I actually managed to annoy a telemarketer enough recently to hang up on me! I was so proud. This was a day I actually picked up the phone and said ‘Hello’ instead of picking up the handset and slamming in back down immediately. In a weak moment, I decided to let the guy at the other end of the line talk — enough to figure out in ten seconds or less that he represented my phone and Internet service provider. His mission was to get me to move my cable TV service to them as part of a bundle package.
A caller representing a company providing services I already subscribe to expected me to have my ‘average’ telephone bill and cable TV bill amounts on the tip of my tongue so he could ‘analyze’ my needs. He should have had that information at hand. If they truly have a ‘deal’ to offer me, they should already know if they are overcharging us and can save me some money. Instead, they call every customer in their database, drag them from something important to go through their scripted sales pitch. At this point my kindness factor was gone and I got a bit irritated. While I struggled to hold the phone, stretching the cord across the room to dig my checkbook out of my purse, he hung up. Yes, there is a God.

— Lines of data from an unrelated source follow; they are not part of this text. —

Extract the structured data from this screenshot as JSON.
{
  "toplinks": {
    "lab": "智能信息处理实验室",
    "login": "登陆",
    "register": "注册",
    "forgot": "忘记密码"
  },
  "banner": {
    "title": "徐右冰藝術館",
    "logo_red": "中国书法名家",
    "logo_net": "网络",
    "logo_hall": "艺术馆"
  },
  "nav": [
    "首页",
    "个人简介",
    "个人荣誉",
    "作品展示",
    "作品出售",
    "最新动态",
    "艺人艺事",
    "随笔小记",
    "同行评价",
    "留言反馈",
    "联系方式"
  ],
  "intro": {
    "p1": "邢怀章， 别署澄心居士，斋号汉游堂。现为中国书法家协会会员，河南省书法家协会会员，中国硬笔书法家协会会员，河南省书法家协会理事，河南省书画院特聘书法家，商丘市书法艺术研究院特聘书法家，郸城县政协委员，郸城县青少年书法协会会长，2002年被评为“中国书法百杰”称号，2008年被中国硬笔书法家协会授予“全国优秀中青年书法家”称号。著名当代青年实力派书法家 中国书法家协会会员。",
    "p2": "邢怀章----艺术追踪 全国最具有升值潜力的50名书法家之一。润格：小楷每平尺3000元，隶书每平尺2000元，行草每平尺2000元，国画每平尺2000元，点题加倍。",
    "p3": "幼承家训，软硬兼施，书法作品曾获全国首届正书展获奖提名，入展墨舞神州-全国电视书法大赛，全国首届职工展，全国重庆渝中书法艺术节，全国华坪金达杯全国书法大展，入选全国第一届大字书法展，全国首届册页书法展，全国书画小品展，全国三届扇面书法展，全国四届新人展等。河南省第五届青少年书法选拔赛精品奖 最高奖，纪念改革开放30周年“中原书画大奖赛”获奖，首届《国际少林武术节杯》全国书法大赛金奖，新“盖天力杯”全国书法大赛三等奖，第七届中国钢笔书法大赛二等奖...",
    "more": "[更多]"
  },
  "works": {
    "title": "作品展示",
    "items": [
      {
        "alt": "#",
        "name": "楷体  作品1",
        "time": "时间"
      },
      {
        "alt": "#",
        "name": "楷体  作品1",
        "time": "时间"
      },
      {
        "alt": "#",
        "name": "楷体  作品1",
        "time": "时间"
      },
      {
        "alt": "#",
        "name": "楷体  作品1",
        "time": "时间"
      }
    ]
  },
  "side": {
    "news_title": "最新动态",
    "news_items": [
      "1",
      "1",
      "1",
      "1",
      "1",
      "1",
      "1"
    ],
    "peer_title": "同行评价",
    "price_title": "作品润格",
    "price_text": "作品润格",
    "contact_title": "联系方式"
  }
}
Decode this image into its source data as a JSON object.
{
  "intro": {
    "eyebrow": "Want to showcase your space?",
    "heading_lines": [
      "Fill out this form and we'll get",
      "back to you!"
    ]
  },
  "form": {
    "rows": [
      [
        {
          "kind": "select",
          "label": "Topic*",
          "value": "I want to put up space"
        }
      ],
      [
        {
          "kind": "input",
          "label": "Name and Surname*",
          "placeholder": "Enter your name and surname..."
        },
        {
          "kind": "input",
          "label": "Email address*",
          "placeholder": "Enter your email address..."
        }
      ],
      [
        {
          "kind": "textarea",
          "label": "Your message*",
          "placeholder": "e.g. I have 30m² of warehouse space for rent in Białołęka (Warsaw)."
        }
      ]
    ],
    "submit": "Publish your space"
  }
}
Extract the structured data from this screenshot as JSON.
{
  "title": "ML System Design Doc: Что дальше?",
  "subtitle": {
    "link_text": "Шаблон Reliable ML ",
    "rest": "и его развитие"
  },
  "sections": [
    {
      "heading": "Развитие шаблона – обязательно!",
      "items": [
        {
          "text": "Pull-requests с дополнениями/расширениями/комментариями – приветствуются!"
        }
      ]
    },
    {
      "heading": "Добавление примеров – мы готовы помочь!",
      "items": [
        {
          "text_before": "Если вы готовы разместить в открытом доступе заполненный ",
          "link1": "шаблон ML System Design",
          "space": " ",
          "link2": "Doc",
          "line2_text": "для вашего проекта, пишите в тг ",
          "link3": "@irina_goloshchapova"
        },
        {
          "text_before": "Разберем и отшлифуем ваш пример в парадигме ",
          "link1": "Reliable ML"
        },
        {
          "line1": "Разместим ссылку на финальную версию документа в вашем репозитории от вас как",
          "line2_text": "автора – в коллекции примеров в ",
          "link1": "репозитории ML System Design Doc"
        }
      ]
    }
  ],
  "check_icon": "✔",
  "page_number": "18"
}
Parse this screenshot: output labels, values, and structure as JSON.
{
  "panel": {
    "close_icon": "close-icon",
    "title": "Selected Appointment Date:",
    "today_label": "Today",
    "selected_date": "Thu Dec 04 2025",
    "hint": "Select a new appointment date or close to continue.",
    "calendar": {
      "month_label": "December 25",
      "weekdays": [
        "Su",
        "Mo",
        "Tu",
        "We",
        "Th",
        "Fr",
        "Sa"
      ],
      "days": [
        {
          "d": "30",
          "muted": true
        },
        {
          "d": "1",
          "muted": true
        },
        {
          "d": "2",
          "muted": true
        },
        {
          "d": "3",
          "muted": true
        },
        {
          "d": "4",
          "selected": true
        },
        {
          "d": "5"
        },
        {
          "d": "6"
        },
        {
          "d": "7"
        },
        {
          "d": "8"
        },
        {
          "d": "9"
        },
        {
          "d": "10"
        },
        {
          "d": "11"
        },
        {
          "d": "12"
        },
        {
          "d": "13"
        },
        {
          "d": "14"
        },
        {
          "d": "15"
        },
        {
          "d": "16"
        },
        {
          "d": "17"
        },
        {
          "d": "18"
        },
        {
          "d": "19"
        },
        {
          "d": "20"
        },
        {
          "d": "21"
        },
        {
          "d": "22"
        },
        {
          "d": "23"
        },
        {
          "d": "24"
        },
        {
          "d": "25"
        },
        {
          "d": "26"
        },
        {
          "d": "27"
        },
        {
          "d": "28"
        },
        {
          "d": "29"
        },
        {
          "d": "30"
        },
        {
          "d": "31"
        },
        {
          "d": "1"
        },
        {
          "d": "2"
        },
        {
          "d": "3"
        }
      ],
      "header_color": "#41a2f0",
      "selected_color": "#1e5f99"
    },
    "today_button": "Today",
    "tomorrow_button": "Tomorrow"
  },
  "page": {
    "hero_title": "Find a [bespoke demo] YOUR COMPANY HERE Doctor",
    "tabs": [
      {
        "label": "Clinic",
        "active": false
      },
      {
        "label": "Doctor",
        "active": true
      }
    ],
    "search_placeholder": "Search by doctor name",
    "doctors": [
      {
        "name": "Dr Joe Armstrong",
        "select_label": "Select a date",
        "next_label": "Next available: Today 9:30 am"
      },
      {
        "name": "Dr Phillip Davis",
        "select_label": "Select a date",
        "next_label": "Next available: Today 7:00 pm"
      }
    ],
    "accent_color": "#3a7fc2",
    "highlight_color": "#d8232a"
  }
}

Who wouldn’t be in a rush to end these intrusions on you in your home or office? First of all, they interrupt you doing something more far important than being grilled by some stranger — like picking lint out of your belly button. Of course, this stranger knows absolutely nothing about you other than you have a phone and they have your number. Sometimes, you are lucky enough to get a living, breathing person and not just an annoying recording. This caller is not interested in you, your problems or anything but selling you something. He or she is on page one of some horrible sales script and hell-bent on reaching the final page before you hang up on them.
Developing that all important relationship that will result in a sale begins with baby steps. It requires you to invest the time to find out more about a prospect than their phone number. Why waste your time and theirs trying to sell something they don’t need or want? Take time to plan a series of goals to move you forward — step by step – in building a relationship with the prospect. Let them know you understand them, their situation and really feel your product or service can meet their needs by solving their particular problem. Become more than just a voice at the end of the phone — who calls at their convenience, not yours. Prospects are far more likely to listen to and buy from someone they feel they know and who can be trusted.
What is your process for developing relationships with prospects and clients?